Adjust Your Approach; No Two Customers See Things The Same
Consider "younger customers" as those between18 and 39, and "older customers" as 40 and older.
Older customers may have slower cognitive processes and less stable attention spans. Although their intuition may enable them to size up a situation more quickly than young customers might, their cognitive or reasoning processes tend to be slower. They are also more distracted by certain creative techniques that work just the opposite for younger consumers. For example, a television commercial with fast-moving and frenetic visuals and brassy music can appeal to younger customers, while older customers will react negatively.
Older customers are more resistant to absolutism. Hyperbole or strongly worded and delivered claims about a product's features and benefits usually work better with younger, more literal-minded customers. The young mind tends to see reality in absolute states or conditions: something either is or it is not. However, older customers tend to have greater appreciation for the finer definition that nuance and subtlety give a matter. The predisposition means that marketing communications intended for them should generally reflect a conditional tone. Say less and let the customer interpret your communications based upon their internal needs and related perception of your message.

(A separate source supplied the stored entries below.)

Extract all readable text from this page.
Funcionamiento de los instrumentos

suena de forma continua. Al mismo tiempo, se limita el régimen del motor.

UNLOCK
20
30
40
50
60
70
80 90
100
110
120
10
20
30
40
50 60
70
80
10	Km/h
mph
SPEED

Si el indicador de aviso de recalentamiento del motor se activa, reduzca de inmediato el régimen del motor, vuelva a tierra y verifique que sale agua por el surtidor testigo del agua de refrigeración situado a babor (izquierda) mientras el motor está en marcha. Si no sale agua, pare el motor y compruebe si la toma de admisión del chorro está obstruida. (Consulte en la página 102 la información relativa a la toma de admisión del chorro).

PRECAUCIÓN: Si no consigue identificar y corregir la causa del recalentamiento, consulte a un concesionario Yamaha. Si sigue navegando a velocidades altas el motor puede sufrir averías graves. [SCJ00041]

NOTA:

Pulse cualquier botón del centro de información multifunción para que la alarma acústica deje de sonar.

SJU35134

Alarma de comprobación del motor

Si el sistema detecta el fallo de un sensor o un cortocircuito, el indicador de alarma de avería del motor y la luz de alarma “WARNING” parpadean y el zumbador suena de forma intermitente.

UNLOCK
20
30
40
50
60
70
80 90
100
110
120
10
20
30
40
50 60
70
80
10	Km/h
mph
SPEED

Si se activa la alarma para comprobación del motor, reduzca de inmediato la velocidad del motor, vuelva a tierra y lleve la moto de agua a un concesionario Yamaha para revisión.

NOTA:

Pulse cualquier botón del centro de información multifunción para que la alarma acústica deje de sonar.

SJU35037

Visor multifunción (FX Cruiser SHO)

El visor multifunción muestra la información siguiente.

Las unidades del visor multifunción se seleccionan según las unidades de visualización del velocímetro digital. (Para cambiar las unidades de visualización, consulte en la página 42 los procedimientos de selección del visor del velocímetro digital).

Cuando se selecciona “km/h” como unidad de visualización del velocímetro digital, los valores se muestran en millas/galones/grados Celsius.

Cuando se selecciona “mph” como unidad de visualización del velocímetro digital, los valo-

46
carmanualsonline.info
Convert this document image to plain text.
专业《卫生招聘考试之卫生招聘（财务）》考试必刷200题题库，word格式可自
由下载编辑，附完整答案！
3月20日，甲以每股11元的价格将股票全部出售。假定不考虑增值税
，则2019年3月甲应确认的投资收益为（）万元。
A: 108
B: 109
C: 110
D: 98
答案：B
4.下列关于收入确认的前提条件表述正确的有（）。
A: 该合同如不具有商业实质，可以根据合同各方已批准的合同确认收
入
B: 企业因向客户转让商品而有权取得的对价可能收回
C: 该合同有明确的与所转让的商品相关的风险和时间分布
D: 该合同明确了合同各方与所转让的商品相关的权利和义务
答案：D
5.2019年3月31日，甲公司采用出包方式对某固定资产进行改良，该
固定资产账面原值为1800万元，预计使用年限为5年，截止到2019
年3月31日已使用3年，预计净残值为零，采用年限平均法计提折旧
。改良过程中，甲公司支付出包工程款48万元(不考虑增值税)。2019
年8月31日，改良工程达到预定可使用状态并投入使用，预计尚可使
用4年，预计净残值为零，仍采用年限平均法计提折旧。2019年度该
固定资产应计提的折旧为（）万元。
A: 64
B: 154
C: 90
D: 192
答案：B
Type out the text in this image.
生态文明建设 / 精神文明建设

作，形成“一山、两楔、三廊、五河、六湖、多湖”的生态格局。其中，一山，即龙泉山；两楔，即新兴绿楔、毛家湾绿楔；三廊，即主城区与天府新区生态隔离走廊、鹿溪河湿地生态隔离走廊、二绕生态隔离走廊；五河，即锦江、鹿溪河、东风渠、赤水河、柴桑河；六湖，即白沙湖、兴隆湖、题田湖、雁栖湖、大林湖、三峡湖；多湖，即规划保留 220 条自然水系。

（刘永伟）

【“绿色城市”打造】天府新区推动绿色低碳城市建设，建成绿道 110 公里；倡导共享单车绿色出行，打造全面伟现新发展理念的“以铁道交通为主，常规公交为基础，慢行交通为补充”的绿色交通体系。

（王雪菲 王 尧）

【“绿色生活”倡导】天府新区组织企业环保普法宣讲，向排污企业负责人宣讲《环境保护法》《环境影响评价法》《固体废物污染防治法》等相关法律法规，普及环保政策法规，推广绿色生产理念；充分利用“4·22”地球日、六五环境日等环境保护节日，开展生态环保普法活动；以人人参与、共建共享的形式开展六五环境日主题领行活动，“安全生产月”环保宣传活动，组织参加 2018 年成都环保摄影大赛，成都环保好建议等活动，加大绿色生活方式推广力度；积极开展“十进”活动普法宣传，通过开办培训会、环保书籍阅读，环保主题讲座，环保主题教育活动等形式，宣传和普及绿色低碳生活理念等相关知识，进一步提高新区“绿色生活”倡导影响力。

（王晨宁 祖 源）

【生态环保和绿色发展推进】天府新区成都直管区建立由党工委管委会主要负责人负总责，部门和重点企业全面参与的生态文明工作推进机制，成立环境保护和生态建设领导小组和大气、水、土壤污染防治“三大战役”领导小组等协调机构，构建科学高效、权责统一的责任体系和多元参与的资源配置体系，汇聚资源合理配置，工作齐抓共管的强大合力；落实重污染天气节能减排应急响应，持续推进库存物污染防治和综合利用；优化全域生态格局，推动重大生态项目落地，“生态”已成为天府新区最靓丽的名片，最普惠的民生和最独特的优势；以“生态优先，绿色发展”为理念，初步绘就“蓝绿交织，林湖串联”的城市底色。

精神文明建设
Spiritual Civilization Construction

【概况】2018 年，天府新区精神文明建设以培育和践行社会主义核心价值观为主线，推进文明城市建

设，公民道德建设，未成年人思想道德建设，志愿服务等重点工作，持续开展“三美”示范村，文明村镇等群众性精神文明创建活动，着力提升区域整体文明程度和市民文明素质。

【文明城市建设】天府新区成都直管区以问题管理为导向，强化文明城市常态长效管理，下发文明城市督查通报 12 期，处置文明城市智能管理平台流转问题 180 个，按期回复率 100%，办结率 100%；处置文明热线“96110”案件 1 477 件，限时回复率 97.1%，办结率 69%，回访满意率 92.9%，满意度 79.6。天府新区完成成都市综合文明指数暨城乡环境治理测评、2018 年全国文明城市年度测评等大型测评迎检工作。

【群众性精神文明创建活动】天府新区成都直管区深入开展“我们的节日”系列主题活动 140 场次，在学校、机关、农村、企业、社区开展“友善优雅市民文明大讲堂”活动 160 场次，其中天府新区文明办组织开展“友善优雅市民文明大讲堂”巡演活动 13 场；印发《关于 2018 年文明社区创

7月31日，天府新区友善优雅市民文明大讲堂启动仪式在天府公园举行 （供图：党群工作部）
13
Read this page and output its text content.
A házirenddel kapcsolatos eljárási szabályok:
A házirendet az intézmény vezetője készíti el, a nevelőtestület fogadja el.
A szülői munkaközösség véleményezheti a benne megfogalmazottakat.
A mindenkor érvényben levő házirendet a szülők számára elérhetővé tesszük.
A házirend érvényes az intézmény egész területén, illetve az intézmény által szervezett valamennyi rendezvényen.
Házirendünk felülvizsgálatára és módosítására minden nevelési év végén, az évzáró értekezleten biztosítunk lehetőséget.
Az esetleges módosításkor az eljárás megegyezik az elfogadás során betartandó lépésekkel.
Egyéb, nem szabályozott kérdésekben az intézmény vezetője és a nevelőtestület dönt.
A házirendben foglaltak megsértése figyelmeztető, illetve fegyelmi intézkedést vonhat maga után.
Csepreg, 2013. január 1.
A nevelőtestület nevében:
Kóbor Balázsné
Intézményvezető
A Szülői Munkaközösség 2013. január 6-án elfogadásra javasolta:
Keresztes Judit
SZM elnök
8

Older people rely more on emotional reactions than younger customers to determine if they should think about a matter. Older customers generally can safely rely more on their emotions than younger customers can because they have a richer database of emotionally coded knowledge on how to manage situations. When we experience something in the present, the brain scans its memory banks to see if what we are currently experiencing are like anything we have experienced before. When asked why we acted as we did, we might respond, "Just intuition" or "Just a gut feeling."
Older customers' first impressions tend to be more durable and difficult to reverse than those of younger customers. This is not because older customers are more stubborn but because they have more confidence in their gut feelings. When something feels right or wrong to an older customer, they likely will be less inclined than a young one experiencing the same thing to second-guess those feelings. If an ad headline generates a negative first impression (or none at all), the older person is less likely than a younger to plunge further into the ad.
Stories work better for getting older customers' attention than expository. Older minds work more out of the brain's right hemisphere, where engaging stories are mostly processed, so it makes sense that storytelling is especially effective in marketing to older customers. Stories generally arouse emotions more readily than emotionally neutral expository. Research shows that the more emotionally neutral information is, the less likely the older mind will give it attention. The younger mind is less discriminating in this regard and may give emotionally neutral information as much attention as emotionally enriched information.
Older customers tend to be more holistic in perceptions and thinking. They tend to be better at seeing "the big picture." The right brain sees reality in terms of relationships. The identity of parties to a relationship is dependent on the relationship. The left-brain, in contrast, sees reality as a mosaic of isolated pieces in which each piece has a distinctly autonomous identity. The majority of adults are in the time of life when mental activities are increasingly subject to the right brain's relationships-based view of reality. That suggests that all the supposedly new ideas in marketing that can be lumped under the term "relationship marketing" originated not in academe or business, but in the collective mind of consumers.
These are but a few differences in mental processes in the first and second halves of life and are clearly generalities, but generalities can have value when they express verifiable central themes. The theme here is that marketing needs to be adjusted to the fact that no two people perceive anything exactly the same way, and that genetic inheritance, experience and processes of maturation contribute to the differing perceptions that exist between people.